Benchmarking#
This is a simple tutorial on how to deploy and benchmark LMCache.
Workload Generator – Long Doc QA:#
Long Doc QA (found in benchmarks/long_doc_qa/
) is a highly flexible traffic simulator that sends long context queries (“documents”) to your serving engine.
Some configurable parameters include the number of tokens in the documents (default is 10000), the number of documents to send to the model (default is 20), the number of output tokens per request (default is 100), and the cache hit/miss ratio (e.g. 2:2 means a repeated 2 hit and 2 miss pattern through all the documents).
You can also choose the number of times to repeat prompts and the mode of repetition (random, tile, interleave).
LMCache provides a simple Long Doc QA Recommender that helps you deploy LMCache and generate the appropriate traffic through Long Doc QA. It will also help you determine the tensor parallelism and the amount of CPU RAM to deploy LMCache with based on the specifications of your hardware.
First set your HF_TOKEN
environment variable with access to the model you want to benchmark.

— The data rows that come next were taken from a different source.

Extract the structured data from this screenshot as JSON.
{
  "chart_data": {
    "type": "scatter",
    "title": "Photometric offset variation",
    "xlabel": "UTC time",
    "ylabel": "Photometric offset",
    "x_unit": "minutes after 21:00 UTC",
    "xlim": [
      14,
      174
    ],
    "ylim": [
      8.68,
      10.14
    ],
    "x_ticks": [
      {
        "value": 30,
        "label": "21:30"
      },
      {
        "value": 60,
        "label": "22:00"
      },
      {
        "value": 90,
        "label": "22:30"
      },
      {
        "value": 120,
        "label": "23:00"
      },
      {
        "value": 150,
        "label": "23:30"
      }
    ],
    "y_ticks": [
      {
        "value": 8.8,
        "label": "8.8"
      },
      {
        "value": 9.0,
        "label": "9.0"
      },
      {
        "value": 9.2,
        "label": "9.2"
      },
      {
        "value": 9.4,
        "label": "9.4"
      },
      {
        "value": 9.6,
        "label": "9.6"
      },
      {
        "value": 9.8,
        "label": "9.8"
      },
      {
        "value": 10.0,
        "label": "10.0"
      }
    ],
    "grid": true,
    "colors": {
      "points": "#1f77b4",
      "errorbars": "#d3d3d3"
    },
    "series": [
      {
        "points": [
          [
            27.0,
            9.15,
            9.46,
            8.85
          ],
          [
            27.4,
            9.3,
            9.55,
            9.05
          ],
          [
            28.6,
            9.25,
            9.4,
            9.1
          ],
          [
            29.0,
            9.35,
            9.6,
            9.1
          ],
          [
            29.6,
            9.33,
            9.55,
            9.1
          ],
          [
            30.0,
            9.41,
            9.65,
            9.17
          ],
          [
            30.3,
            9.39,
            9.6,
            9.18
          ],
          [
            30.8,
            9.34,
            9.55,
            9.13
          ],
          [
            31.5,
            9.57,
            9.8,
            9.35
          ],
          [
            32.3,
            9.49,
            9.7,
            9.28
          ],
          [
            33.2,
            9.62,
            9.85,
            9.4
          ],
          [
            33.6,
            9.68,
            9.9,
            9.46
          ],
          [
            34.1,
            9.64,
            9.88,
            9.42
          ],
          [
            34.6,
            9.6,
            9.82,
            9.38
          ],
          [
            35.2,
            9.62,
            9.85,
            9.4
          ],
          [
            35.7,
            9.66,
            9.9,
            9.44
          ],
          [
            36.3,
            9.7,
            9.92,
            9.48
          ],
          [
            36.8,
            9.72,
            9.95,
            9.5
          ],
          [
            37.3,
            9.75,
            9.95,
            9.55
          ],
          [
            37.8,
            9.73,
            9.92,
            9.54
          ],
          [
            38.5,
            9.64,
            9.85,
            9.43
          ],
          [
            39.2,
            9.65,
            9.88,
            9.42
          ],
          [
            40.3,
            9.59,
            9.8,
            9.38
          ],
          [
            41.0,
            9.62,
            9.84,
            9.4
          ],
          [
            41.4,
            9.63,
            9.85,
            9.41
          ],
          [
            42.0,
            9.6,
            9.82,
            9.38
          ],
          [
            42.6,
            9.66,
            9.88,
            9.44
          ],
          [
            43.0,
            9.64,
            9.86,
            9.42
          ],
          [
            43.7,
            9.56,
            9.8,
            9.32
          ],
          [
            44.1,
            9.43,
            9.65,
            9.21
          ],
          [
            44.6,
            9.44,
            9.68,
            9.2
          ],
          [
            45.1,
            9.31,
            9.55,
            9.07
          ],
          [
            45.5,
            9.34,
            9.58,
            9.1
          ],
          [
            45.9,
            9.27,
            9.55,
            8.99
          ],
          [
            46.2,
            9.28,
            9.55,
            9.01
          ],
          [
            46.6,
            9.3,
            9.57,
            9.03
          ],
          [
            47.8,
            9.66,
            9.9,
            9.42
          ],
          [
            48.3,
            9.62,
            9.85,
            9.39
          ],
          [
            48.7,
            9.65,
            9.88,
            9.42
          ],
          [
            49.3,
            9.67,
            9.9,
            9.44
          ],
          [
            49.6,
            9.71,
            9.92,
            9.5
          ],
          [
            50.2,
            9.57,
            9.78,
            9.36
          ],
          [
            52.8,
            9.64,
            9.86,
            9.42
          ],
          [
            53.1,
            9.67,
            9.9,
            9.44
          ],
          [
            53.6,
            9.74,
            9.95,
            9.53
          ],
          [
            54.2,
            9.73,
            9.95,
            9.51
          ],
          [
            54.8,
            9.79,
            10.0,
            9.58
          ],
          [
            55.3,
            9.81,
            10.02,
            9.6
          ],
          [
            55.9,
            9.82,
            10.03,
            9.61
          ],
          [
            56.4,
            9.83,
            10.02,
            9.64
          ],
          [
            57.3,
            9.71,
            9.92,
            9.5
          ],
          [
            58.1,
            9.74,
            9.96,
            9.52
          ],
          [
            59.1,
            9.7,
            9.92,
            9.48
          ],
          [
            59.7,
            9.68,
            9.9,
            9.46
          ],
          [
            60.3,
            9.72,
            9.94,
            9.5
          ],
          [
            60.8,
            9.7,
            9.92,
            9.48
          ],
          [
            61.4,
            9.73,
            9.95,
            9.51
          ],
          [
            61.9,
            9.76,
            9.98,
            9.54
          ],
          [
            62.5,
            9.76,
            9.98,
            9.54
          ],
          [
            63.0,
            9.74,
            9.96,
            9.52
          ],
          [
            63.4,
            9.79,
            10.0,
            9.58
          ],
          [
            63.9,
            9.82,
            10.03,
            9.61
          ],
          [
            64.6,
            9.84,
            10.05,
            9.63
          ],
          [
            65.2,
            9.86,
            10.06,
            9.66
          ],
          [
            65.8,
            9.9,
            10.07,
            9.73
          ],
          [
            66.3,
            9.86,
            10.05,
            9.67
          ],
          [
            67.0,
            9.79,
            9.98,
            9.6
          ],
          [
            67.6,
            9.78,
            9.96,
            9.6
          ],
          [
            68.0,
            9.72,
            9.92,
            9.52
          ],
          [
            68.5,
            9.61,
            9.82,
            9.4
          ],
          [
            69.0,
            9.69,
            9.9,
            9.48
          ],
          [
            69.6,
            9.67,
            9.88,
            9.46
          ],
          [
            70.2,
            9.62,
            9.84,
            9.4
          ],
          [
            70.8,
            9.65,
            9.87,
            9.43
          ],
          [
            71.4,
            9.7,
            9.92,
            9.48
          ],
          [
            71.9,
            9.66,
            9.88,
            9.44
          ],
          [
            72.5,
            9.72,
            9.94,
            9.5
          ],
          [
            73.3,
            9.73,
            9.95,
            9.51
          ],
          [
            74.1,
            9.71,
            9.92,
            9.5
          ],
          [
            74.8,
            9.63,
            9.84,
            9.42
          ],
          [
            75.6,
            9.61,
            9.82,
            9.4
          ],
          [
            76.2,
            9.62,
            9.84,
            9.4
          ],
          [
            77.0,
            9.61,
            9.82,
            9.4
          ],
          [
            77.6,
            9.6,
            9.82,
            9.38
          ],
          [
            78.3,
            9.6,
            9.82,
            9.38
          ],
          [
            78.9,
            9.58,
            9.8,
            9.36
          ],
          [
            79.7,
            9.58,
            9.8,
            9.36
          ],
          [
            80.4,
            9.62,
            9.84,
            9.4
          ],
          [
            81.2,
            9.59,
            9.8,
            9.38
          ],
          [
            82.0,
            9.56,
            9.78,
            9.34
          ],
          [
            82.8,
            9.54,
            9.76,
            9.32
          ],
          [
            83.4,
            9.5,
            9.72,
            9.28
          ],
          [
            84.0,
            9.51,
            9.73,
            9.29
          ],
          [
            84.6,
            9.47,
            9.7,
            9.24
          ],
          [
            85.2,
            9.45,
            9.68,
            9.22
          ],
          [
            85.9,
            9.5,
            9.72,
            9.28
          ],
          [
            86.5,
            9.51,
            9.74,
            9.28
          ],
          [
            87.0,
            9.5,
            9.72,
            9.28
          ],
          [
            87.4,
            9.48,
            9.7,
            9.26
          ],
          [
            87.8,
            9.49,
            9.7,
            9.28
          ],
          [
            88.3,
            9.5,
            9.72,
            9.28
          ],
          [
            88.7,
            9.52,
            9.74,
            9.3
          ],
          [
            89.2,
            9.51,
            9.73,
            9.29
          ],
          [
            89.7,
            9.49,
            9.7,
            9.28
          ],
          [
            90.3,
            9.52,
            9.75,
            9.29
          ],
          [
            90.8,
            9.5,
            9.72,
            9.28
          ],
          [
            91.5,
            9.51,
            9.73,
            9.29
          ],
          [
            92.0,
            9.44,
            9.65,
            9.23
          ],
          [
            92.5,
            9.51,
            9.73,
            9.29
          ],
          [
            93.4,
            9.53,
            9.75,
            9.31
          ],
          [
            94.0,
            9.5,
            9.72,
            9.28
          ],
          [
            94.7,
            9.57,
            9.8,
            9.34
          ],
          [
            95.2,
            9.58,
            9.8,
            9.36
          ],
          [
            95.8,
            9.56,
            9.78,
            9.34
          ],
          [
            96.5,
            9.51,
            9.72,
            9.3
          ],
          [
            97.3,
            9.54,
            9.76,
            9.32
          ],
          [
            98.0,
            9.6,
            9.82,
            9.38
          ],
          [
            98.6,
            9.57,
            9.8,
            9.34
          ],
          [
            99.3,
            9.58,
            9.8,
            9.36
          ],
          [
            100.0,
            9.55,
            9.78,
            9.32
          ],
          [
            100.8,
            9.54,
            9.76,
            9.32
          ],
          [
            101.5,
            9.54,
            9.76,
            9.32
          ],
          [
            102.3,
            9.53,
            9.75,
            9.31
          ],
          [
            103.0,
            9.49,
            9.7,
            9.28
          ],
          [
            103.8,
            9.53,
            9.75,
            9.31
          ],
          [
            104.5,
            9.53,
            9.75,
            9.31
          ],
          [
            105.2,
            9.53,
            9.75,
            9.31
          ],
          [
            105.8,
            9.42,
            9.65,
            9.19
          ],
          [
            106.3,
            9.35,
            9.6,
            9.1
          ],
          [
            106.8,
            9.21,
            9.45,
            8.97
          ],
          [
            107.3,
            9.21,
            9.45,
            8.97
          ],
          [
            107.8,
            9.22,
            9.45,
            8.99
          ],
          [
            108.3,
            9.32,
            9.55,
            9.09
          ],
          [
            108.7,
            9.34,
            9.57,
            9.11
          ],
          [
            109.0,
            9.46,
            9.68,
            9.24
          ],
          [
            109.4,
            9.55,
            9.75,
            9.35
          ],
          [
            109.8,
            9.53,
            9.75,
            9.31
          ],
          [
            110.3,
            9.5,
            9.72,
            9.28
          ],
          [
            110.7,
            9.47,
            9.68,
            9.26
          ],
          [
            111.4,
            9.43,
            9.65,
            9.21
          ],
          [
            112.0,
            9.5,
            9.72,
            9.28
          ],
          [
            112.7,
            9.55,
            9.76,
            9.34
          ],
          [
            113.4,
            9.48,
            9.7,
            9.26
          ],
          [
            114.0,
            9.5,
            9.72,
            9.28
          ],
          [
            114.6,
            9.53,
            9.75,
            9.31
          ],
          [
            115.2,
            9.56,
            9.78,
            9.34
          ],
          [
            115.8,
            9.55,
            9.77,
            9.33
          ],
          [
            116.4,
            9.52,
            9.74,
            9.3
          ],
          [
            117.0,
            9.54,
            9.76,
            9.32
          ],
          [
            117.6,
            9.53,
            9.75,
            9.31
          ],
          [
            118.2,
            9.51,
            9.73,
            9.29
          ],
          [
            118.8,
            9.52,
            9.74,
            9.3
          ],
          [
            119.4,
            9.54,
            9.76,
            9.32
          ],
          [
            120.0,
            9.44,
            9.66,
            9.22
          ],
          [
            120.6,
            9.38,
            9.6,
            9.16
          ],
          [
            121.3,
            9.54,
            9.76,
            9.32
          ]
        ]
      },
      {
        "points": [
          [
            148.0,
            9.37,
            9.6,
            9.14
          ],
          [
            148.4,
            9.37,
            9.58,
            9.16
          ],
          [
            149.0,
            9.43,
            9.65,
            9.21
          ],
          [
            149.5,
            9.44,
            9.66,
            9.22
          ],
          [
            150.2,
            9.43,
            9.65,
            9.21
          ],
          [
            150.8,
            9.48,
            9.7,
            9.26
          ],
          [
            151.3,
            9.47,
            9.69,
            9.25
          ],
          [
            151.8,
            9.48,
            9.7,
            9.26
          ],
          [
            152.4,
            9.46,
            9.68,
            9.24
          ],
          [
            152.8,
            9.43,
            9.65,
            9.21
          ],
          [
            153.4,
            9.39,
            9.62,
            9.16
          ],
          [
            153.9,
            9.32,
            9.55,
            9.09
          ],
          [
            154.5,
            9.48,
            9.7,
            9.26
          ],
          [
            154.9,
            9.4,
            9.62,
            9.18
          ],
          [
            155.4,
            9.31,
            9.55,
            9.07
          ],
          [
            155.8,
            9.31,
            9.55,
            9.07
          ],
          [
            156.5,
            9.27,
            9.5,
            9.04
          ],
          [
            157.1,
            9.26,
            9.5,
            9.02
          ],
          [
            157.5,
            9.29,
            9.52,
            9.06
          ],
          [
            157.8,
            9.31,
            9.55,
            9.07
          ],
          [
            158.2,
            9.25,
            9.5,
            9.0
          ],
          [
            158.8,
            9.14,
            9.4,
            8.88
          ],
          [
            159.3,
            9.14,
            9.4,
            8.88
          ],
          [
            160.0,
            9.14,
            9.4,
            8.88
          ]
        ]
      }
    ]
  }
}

Then run the recommendation script:
python benchmarks/long_doc_qa/long_doc_qa_recommender.py --model <YOUR_MODEL_NAME>
Example #1:#
# default is meta-llama/Meta-Llama-3.1-8B-Instruct
python benchmarks/long_doc_qa/long_doc_qa_recommender.py
# this output is hardware specific, blindly copying it may not yield optimal results
# please run the recommender script yourself
1. vLLM Deployment:
-----------------
PYTHONHASHSEED=0 \
vllm serve meta-llama/Meta-Llama-3.1-8B-Instruct \
--tensor-parallel-size 1 \
--load-format dummy
2. LMCache Deployment:
--------------------
PYTHONHASHSEED=0 \
LMCACHE_MAX_LOCAL_CPU_SIZE=66 \
vllm serve meta-llama/Meta-Llama-3.1-8B-Instruct \
--tensor-parallel-size 1 \
--load-format dummy \
--kv-transfer-config \
'{"kv_connector": "LMCacheConnectorV1", "kv_role": "kv_both"}'
3. Multi-Round QA Workload Generation:
----------------------------------------
python benchmarks/long_doc_qa/long_doc_qa.py \
--model meta-llama/Meta-Llama-3.1-8B-Instruct \
--num-documents 51 \
--document-length 10000 \
--output-len 100 \
--repeat-count 1 \
--repeat-mode tile \
--max-inflight-requests 4
Llama 8B vLLM Metrics:#
=== BENCHMARK RESULTS ===
Warmup round mean TTFT: 0.751s
Warmup round time: 24.915s
Warmup round prompt count: 51
Query round mean TTFT: 0.753s
Query round time: 24.628s
Query round prompt count: 51
Llama 8B LMCache Metrics:#
=== BENCHMARK RESULTS ===
Warmup round mean TTFT: 0.832s
Warmup round time: 26.027s
Warmup round prompt count: 51
Query round mean TTFT: 0.214s
Query round time: 14.564s
Query round prompt count: 51
The warmup round is the first time the model sees the documents. The query round is the second time the model sees the documents. Without offloading, even with KV Cache reuse, there is no improvement in TTFT nor throughput. With offloading, we can see significant performance improvements to the query round.
Example #2:#
python benchmarks/long_doc_qa/long_doc_qa_recommender.py --model meta-llama/Llama-3.1-70B-Instruct
1. vLLM Deployment:
-----------------
PYTHONHASHSEED=0 \
vllm serve meta-llama/Llama-3.1-70B-Instruct \
--tensor-parallel-size 4 \
--load-format dummy
2. LMCache Deployment:
--------------------
PYTHONHASHSEED=0 \
LMCACHE_MAX_LOCAL_CPU_SIZE=40 \
vllm serve meta-llama/Llama-3.1-70B-Instruct \
--tensor-parallel-size 4 \
--load-format dummy \
--kv-transfer-config \
'{"kv_connector": "LMCacheConnectorV1", "kv_role": "kv_both"}'
3. Multi-Round QA Workload Generation:
----------------------------------------
python benchmarks/long_doc_qa/long_doc_qa.py \
--model meta-llama/Llama-3.1-70B-Instruct \
--num-documents 50 \
--document-length 10000 \
--output-len 100 \
--repeat-count 1 \
--repeat-mode tile \
--max-inflight-requests 4
Llama 70B vLLM Metrics:#
=== BENCHMARK RESULTS ===
Warmup round mean TTFT: 1.797s
Warmup round time: 54.903s
Warmup round prompt count: 50
Query round mean TTFT: 1.798s
Query round time: 54.974s
Query round prompt count: 50
Llama 70B LMCache Metrics:#
=== BENCHMARK RESULTS ===
Warmup round mean TTFT: 1.881s
Warmup round time: 56.673s
Warmup round prompt count: 50
Query round mean TTFT: 0.174s
Query round time: 26.223s
Query round prompt count: 50